Posted on 4/19/26 at 9:24 pm to boosiebadazz
quote:
That’s a neat chart, but it also coincides directly with the rise of the internet and the decentralization of news sources.
If I'm reading the chart right, about 2/3rds of that downward slope was pre-social media.
Posted on 4/19/26 at 9:33 pm to boosiebadazz
Yeah, I think that’s at least part of it. The timing is doing a lot of work here. The trust drop starts in the 70's (Vietnam/Watergate era), then you get media fragmentation (networks-->networks+cable), then the internet, then social media layering on top.
That one case might affect how aggressively media can operate, but it’s not obvious why a 60's legal standard would map onto a steady decline in public trust decades later, so it feels less like one cause and more like:
-early institutional shocks then...
–audience fragments then...
–collapse of gatekeeping then...
–identity-driven trust
That one case might affect how aggressively media can operate, but it’s not obvious why a 60's legal standard would map onto a steady decline in public trust decades later, so it feels less like one cause and more like:
-early institutional shocks then...
–audience fragments then...
–collapse of gatekeeping then...
–identity-driven trust
This post was edited on 4/19/26 at 9:34 pm
Posted on 4/19/26 at 9:35 pm to TigerDoc
Russiagate did massive damage to the media and intel agencies.
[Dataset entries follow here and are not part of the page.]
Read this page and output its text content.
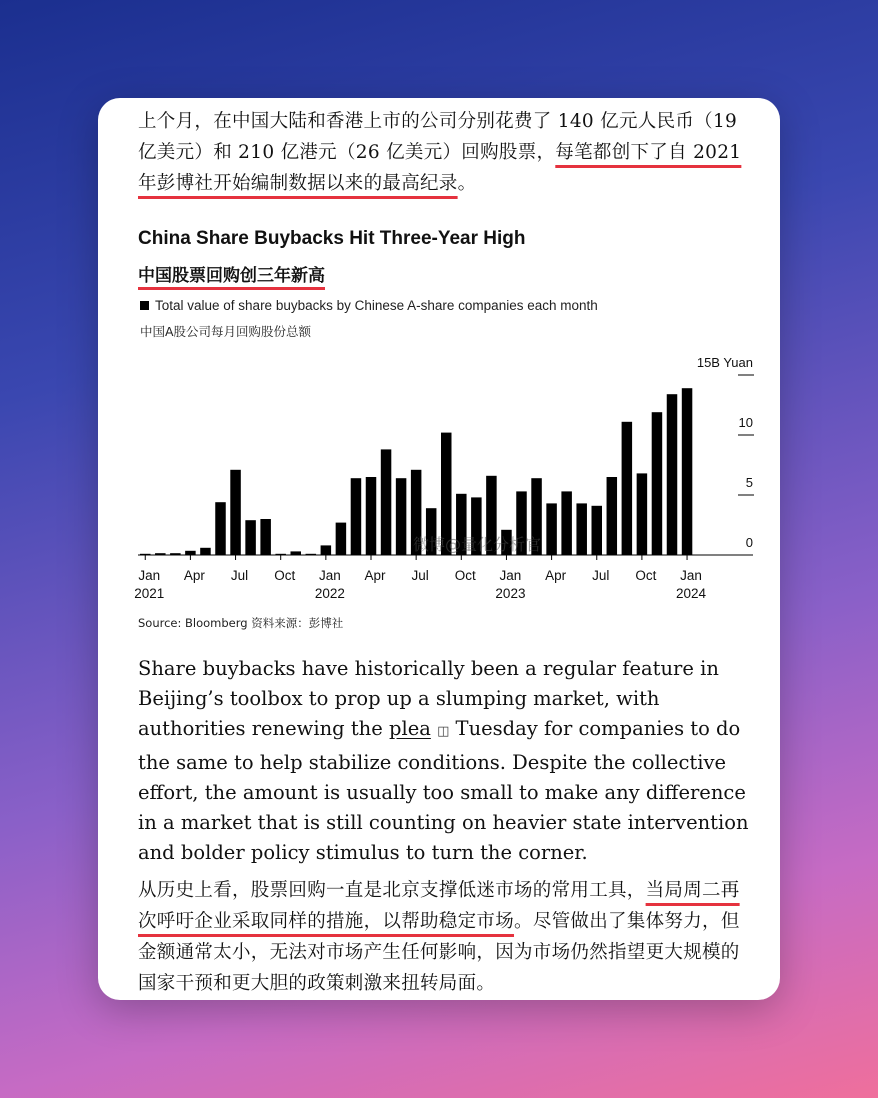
上个月，在中国大陆和香港上市的公司分别花费了 140 亿元人民币（19 亿美元）和 210 亿港元（26 亿美元）回购股票，每笔都创下了自 2021 年彭博社开始编制数据以来的最高纪录。

China Share Buybacks Hit Three-Year High
中国股票回购创三年新高
Total value of share buybacks by Chinese A-share companies each month
中国A股公司每月回购股份总额
15B Yuan
10
5
0
Jan
2021
Apr Jul Oct Jan
2022
Apr Jul Oct Jan
2023
Apr Jul Oct Jan
2024
微博@量化分析官
Source: Bloomberg 资料来源：彭博社

Share buybacks have historically been a regular feature in Beijing’s toolbox to prop up a slumping market, with authorities renewing the plea ◫ Tuesday for companies to do the same to help stabilize conditions. Despite the collective effort, the amount is usually too small to make any difference in a market that is still counting on heavier state intervention and bolder policy stimulus to turn the corner.

从历史上看，股票回购一直是北京支撑低迷市场的常用工具，当局周二再次呼吁企业采取同样的措施，以帮助稳定市场。尽管做出了集体努力，但金额通常太小，无法对市场产生任何影响，因为市场仍然指望更大规模的国家干预和更大胆的政策刺激来扭转局面。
Posted on 4/19/26 at 9:50 pm to High C
quote:perhaps you could tell us what that is
NY Times v. Sullivan (1964)
Posted on 4/19/26 at 9:53 pm to Bunk Moreland
Big media events like that probably do affect trust & they layer onto existing mistrust rather than creating it from scratch (and then feedback to affect the institutions themselves). Revelations of real abuses (Watergate, intel scandals) often end up feeding broader conspiracy thinking and distrust, even when they’re meant to restore accountability (& repair/reform the institutions). And at the same time, “media bias” framing has people already primed to interpret those events through an ideological lens when they inevitably arrive and the "separate realities" interpretations ensue.